A familiar pattern now precedes each episode of this long-running cliffhanger, with bankers and investment
advisers all ready to give their two cents worth on the quantum, timing, required conditions and impact of any upward move.
In short, everyone knows rates will have to rise from their present historic lows. But even with the US economy adding a further 151,000 jobs in August and unemployment holding steady at 4.9 per cent, many still counsel caution, fearing that a “premature” rate rise could put the brakes on the hard-won recovery of the last few years.
Against that, though, is the view that a return to normality is past overdue.
Not too surprisingly, formal comments made by Fed chair Janet Yellen at a late August symposium in Jackson Hole, Wyoming gave no more than the usual clues. However, it was noted that key conditions for a rate increase include positive leading indicators, the US economy moving towards full employment, and wage growth continuing to accelerate. So, clearly, the next move cannot be too far away.
“Yellen did not commit to a timeline for the rate hike, despite acknowledging that the case for an increase has strengthened in recent months,” says Christian Nolting, global chief investment officer for Deutsche Bank Wealth Management. “She also highlighted that any rate hikes will remain gradual.”
Interpreting this, Nolting suggests the federal funds target rate could be lifted twice over the next 12 months, with the growing probability of a first move before the US presidential elections in November. That would tie in with the potential for further easing by other major central banks.

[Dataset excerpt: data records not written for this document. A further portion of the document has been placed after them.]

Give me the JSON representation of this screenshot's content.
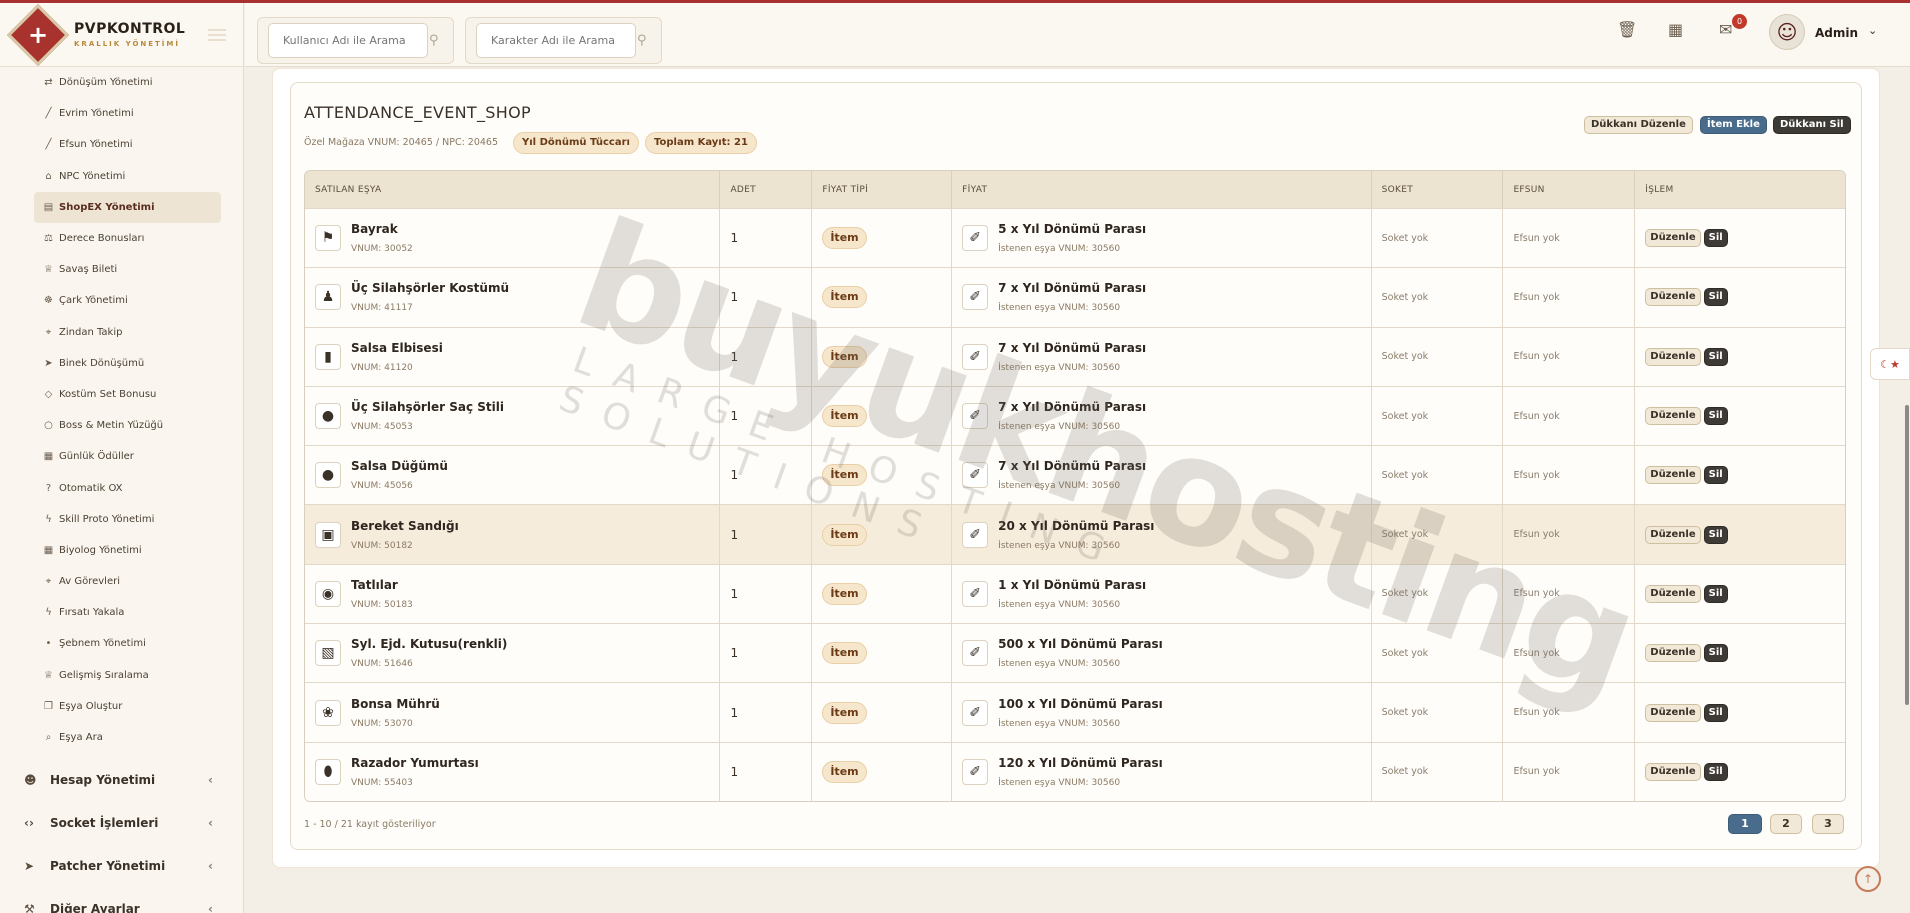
{
  "brand": {
    "title": "PVPKONTROL",
    "subtitle": "KRALLIK YÖNETİMİ"
  },
  "header": {
    "search_user_placeholder": "Kullanıcı Adı ile Arama",
    "search_char_placeholder": "Karakter Adı ile Arama",
    "notification_count": "0",
    "user_name": "Admin"
  },
  "sidebar": {
    "items": [
      {
        "label": "Dönüşüm Yönetimi",
        "icon": "shuffle-icon"
      },
      {
        "label": "Evrim Yönetimi",
        "icon": "wand-icon"
      },
      {
        "label": "Efsun Yönetimi",
        "icon": "wand-icon"
      },
      {
        "label": "NPC Yönetimi",
        "icon": "bank-icon"
      },
      {
        "label": "ShopEX Yönetimi",
        "icon": "shop-icon",
        "active": true
      },
      {
        "label": "Derece Bonusları",
        "icon": "scale-icon"
      },
      {
        "label": "Savaş Bileti",
        "icon": "trophy-icon"
      },
      {
        "label": "Çark Yönetimi",
        "icon": "wheel-icon"
      },
      {
        "label": "Zindan Takip",
        "icon": "pin-icon"
      },
      {
        "label": "Binek Dönüşümü",
        "icon": "rocket-icon"
      },
      {
        "label": "Kostüm Set Bonusu",
        "icon": "gem-icon"
      },
      {
        "label": "Boss & Metin Yüzüğü",
        "icon": "ring-icon"
      },
      {
        "label": "Günlük Ödüller",
        "icon": "calendar-icon"
      },
      {
        "label": "Otomatik OX",
        "icon": "question-icon"
      },
      {
        "label": "Skill Proto Yönetimi",
        "icon": "bolt-icon"
      },
      {
        "label": "Biyolog Yönetimi",
        "icon": "calendar-icon"
      },
      {
        "label": "Av Görevleri",
        "icon": "crosshair-icon"
      },
      {
        "label": "Fırsatı Yakala",
        "icon": "bolt-icon"
      },
      {
        "label": "Şebnem Yönetimi",
        "icon": "drop-icon"
      },
      {
        "label": "Gelişmiş Sıralama",
        "icon": "trophy-icon"
      },
      {
        "label": "Eşya Oluştur",
        "icon": "gift-icon"
      },
      {
        "label": "Eşya Ara",
        "icon": "search-icon"
      }
    ],
    "groups": [
      {
        "label": "Hesap Yönetimi",
        "icon": "users-icon"
      },
      {
        "label": "Socket İşlemleri",
        "icon": "code-icon"
      },
      {
        "label": "Patcher Yönetimi",
        "icon": "rocket-icon"
      },
      {
        "label": "Diğer Ayarlar",
        "icon": "wrench-icon"
      }
    ]
  },
  "shop": {
    "title": "ATTENDANCE_EVENT_SHOP",
    "subtitle": "Özel Mağaza VNUM: 20465 / NPC: 20465",
    "merchant_pill": "Yıl Dönümü Tüccarı",
    "total_pill": "Toplam Kayıt: 21",
    "edit_shop": "Dükkanı Düzenle",
    "add_item": "İtem Ekle",
    "delete_shop": "Dükkanı Sil"
  },
  "table": {
    "columns": [
      "SATILAN EŞYA",
      "ADET",
      "FİYAT TİPİ",
      "FİYAT",
      "SOKET",
      "EFSUN",
      "İŞLEM"
    ],
    "rows": [
      {
        "name": "Bayrak",
        "vnum": "VNUM: 30052",
        "qty": "1",
        "type": "İtem",
        "price": "5 x Yıl Dönümü Parası",
        "price_vnum": "İstenen eşya VNUM: 30560",
        "socket": "Soket yok",
        "bonus": "Efsun yok",
        "icon": "flag-icon"
      },
      {
        "name": "Üç Silahşörler Kostümü",
        "vnum": "VNUM: 41117",
        "qty": "1",
        "type": "İtem",
        "price": "7 x Yıl Dönümü Parası",
        "price_vnum": "İstenen eşya VNUM: 30560",
        "socket": "Soket yok",
        "bonus": "Efsun yok",
        "icon": "costume-icon"
      },
      {
        "name": "Salsa Elbisesi",
        "vnum": "VNUM: 41120",
        "qty": "1",
        "type": "İtem",
        "price": "7 x Yıl Dönümü Parası",
        "price_vnum": "İstenen eşya VNUM: 30560",
        "socket": "Soket yok",
        "bonus": "Efsun yok",
        "icon": "dress-icon"
      },
      {
        "name": "Üç Silahşörler Saç Stili",
        "vnum": "VNUM: 45053",
        "qty": "1",
        "type": "İtem",
        "price": "7 x Yıl Dönümü Parası",
        "price_vnum": "İstenen eşya VNUM: 30560",
        "socket": "Soket yok",
        "bonus": "Efsun yok",
        "icon": "hair-icon"
      },
      {
        "name": "Salsa Düğümü",
        "vnum": "VNUM: 45056",
        "qty": "1",
        "type": "İtem",
        "price": "7 x Yıl Dönümü Parası",
        "price_vnum": "İstenen eşya VNUM: 30560",
        "socket": "Soket yok",
        "bonus": "Efsun yok",
        "icon": "hair-icon"
      },
      {
        "name": "Bereket Sandığı",
        "vnum": "VNUM: 50182",
        "qty": "1",
        "type": "İtem",
        "price": "20 x Yıl Dönümü Parası",
        "price_vnum": "İstenen eşya VNUM: 30560",
        "socket": "Soket yok",
        "bonus": "Efsun yok",
        "icon": "chest-icon",
        "highlight": true
      },
      {
        "name": "Tatlılar",
        "vnum": "VNUM: 50183",
        "qty": "1",
        "type": "İtem",
        "price": "1 x Yıl Dönümü Parası",
        "price_vnum": "İstenen eşya VNUM: 30560",
        "socket": "Soket yok",
        "bonus": "Efsun yok",
        "icon": "candy-icon"
      },
      {
        "name": "Syl. Ejd. Kutusu(renkli)",
        "vnum": "VNUM: 51646",
        "qty": "1",
        "type": "İtem",
        "price": "500 x Yıl Dönümü Parası",
        "price_vnum": "İstenen eşya VNUM: 30560",
        "socket": "Soket yok",
        "bonus": "Efsun yok",
        "icon": "box-icon"
      },
      {
        "name": "Bonsa Mührü",
        "vnum": "VNUM: 53070",
        "qty": "1",
        "type": "İtem",
        "price": "100 x Yıl Dönümü Parası",
        "price_vnum": "İstenen eşya VNUM: 30560",
        "socket": "Soket yok",
        "bonus": "Efsun yok",
        "icon": "seal-icon"
      },
      {
        "name": "Razador Yumurtası",
        "vnum": "VNUM: 55403",
        "qty": "1",
        "type": "İtem",
        "price": "120 x Yıl Dönümü Parası",
        "price_vnum": "İstenen eşya VNUM: 30560",
        "socket": "Soket yok",
        "bonus": "Efsun yok",
        "icon": "egg-icon"
      }
    ],
    "edit_label": "Düzenle",
    "delete_label": "Sil"
  },
  "footer": {
    "info": "1 - 10 / 21 kayıt gösteriliyor",
    "pages": [
      "1",
      "2",
      "3"
    ]
  },
  "watermark": {
    "main": "buyukhosting",
    "sub": "LARGE HOSTING SOLUTIONS"
  },
  "colors": {
    "accent": "#a8322e",
    "primary_button": "#4a6c8c",
    "dark_button": "#3e3a35",
    "pill_bg": "#f6e6cc"
  }
}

In parallel, he also sees some room for US dollar strength in the coming months and the likelihood of increased volatility in equities. “Markets have grown too complacent about Fed movements,” he says. “However, ongoing economic uncertainty as a result of structural issues – such as productivity, a China slowdown and credit creation – plus demographics and geopolitical tensions are the reasons we believe the Fed could remain very slow and cautious in raising interest rates throughout this cycle. Current fiscal conditions limit any grandiose policy moves.”
For Ernest Chan, head of investment management services at Morgan Stanley Private Wealth Management Asia, the possibility of a rate increase following the Fed’s September meeting is receding. In fact, he assesses the chances as “very low”.
His logic is that, this year, growth in core personal consumption expenditures inflation is set to come in below the Fed’s 2 per cent goal for the eighth straight year. The most recent year-on-year peak in this gauge, which was recorded in January, was 1.7 per cent.
“We believe there may be no rate hike at all this year,” Chan says. “It may only come in late 2017 or even 2018.”
A consequence for private investors, including the high-net-worth segment, is that related yields are unlikely to pick up significantly, leaving only limited value in investment grade fixed-income products, even as the global economy shows ongoing signs of recovery.
“Most investors are either sitting on plenty of liquidity or are in fixed-income assets,” Chan says. “However, since August, we have seen relatively slower momentum into fixed income as many investors are waiting for a clearer picture to emerge from September’s FMOC’s [Federal Open Markets Committee] meeting. We have also seen some profit-taking, with some high-net-worth clients switching into higher-yielding emerging market paper or floating-rate notes.”
While not dismissing completely the possibility of one or even two rate hikes later this year, Chan suggests the only real concern would be the short-term profit and loss impact for fixed-income investors who are more highly leveraged.
In other respects, his view is that US equities, though still attractive, are in the latter stages of a cyclical bull market. But emerging market stocks (EM), which have disappointed in the last few years, could be ready to turn the corner.
“As long as the US dollar and oil prices remain close to current levels, EM equities could continue to outperform,” Chan says. “The [Asia] region now offers better value.”